Lifetime Planner: Resources for Setting the Social Security Retirement Benefit Assumption

Scooterlam SuperUser, Windows Beta Beta

Lifetime Planner:  Resources for Obtaining, Optimizing and Setting the Social Security Retirement Benefit Assumption

Here are a few resources for obtaining and setting Social Security assumptions in Lifetime Planner.

If you have not yet filed for SS, it's a good idea to check and update your SSA earnings record and benefits yearly.  This year, benefits for those younger than age 60 experienced an 8.89% increase in their projected benefit!  Do a "What-if" on your LTP plan to see how much this kind of increase moves the needle for you.


Many users know that they can obtain their personalized SS statement online. If for some reason you are not able to do so, you can call the SSA and obtain a printed copy. However, SSA quotes a 6 week lead-time for printed copies whereas going online only takes about 6 minutes. Note that registration is required.

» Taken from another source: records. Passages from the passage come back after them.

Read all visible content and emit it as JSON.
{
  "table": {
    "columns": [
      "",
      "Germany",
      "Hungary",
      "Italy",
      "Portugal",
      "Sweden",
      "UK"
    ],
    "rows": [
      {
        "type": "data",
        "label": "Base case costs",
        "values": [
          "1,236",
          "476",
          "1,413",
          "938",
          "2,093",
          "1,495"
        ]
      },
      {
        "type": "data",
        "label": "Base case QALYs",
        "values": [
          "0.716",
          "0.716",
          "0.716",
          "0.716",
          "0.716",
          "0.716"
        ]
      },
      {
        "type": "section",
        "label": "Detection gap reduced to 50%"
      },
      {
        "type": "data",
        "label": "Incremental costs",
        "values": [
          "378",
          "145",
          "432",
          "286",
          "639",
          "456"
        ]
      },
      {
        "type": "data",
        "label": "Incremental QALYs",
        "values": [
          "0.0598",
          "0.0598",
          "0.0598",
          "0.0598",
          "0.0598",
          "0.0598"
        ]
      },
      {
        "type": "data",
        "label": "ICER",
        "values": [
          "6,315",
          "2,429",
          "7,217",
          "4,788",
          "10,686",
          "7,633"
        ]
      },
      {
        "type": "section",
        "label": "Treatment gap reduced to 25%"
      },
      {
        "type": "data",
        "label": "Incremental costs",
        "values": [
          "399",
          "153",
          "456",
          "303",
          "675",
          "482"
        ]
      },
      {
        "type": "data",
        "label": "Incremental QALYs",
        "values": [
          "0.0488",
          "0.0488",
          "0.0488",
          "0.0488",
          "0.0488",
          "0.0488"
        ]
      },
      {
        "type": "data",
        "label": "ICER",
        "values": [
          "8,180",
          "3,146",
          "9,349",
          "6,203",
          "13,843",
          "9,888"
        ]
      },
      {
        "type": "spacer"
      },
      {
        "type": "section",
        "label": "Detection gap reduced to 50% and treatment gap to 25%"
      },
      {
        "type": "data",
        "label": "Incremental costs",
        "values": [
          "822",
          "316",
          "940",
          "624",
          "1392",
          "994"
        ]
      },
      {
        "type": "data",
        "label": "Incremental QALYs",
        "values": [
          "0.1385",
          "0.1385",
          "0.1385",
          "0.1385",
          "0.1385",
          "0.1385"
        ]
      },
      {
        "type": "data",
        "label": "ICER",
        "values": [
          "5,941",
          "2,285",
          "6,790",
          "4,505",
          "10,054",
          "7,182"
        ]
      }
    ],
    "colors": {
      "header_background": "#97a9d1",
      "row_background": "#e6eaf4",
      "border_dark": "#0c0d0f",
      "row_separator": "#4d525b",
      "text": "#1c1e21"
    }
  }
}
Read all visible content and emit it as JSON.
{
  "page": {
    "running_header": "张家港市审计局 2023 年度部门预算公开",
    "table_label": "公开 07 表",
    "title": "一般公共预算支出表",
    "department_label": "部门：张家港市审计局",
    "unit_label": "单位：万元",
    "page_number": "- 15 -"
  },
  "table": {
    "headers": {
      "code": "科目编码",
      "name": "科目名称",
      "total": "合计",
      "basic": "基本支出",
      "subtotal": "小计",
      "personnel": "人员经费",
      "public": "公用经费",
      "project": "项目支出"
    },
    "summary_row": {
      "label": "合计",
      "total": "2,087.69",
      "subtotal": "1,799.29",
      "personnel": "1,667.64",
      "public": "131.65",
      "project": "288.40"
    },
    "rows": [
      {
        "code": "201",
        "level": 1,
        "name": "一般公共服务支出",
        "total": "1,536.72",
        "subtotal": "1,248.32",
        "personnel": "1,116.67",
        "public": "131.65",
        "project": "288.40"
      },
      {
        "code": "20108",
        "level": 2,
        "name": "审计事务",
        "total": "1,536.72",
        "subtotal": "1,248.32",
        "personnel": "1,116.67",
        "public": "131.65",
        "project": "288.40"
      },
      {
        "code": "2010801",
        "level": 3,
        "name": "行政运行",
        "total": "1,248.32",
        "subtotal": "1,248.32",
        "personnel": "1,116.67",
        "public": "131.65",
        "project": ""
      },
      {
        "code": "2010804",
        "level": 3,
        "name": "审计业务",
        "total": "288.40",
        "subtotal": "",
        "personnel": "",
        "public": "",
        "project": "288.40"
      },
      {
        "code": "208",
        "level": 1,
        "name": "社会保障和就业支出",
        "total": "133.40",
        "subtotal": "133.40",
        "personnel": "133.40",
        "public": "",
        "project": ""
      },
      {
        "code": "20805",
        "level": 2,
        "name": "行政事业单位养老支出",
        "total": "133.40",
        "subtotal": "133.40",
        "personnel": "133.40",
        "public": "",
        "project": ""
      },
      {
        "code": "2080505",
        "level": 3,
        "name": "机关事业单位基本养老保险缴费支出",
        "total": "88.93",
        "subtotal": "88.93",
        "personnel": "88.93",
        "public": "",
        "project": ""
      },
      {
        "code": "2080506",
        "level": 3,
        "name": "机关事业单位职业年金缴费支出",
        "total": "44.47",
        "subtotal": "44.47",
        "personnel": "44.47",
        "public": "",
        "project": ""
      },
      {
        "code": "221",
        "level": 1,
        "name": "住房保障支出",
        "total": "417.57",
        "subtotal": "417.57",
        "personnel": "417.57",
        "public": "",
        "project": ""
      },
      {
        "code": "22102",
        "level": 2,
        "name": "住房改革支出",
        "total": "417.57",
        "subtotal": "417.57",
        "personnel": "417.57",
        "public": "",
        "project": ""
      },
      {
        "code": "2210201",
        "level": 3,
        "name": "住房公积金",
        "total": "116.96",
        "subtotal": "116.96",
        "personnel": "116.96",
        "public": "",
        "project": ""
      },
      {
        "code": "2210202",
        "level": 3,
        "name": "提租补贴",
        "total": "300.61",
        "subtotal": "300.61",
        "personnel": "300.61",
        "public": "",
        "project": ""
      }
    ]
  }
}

In 2021, SSA updated how they illustrate filing age vs. benefit. This new graphic makes it very easy to choose and enter your benefit and related filing age in the retirement benefits dialog in Lifetime Planner. Image.

If you plan to retire early (stop working) before age 60 and don't have any planned SS earnings, then you might need to go online to and adjust your earning record to reflect future 0$ earning years. This will affect your default benefit report since SSA makes some earnings assumptions between your current age and assumed filing age.

If you have filed for SS and are receiving it, simply enter your actual benefit amount and age in the Retirement Benefit dialog in Lifetime Planner

Again, for either case, it's a good practice to update this figure at least yearly.


Entering filing age and benefit into Lifetime planner is easy. Image. You may enter benefits for self and spouse as either an annual amount or monthly amount. The annual amount is shown in the image below. Simply click on the "estimate" link to enter the benefit as a monthly amount. Doing so, will auto-populate the Annual Benefit field.

It's important to note that in the Retirement Benefits dialog, you must ensure that the benefit amount you enter coincides with the benefit's filing age. So, be careful if you are doing "what-if" scenarios with differing SS benefits. Make sure that you adjust both SS benefit and your filing age! This is an easy mistake to make!

One last note. Lifetime Planner allows you to reduce the estimated benefit by some percentage, if you believe that full stated benefits for your filing year will not materialize for whatever reason. Image. Simply check "yes" and enter a percent reduction in the box.


Until Quicken implements this idea, an SS optimization feature that optimizes filing age and benefit in context of your plan,  you can quickly do a "stand alone" optimization yourself by using this free online tool: Open Social Security.  Whether single or married, the tool optimizes filing age(s) for total lifetime benefit.  You can also test alternative strategies as well.  Take the results (filing age and benefit) and plug it into LTP's "What-if" feature to see how it plays out versus your baseline plan.   

Note that you will see some differences between LTP's plan result tables and the OSS tool, especially around survivor and spousal benefits.   The differences are a result of models and simplifying assumptions made in LTP, primarily. OSS may provide a good starting point for optimizing filing age in Lifetime planner.   Nonetheless, even without OSS, it is fairly quick to do "what-ifs" for different SS filing age combinations directly in LTP and see for yourself the end of plan balance result.

Share your thoughts on this topic, resources you use!


  • Scooterlam
    Scooterlam SuperUser, Windows Beta Beta

    Review your 2024 Social Security benefits statement by logging into, link below.

    Projected benefits increased 5.32% for those younger than age 60. Note, this increase is higher than the updated COLA adjustment for those after 60.


    If you have not yet filed for SS, it's a good time to review your SSA earnings record and update your "Retirement Benefits" assumptions in Quicken's Lifetime Planner, among other assumptions!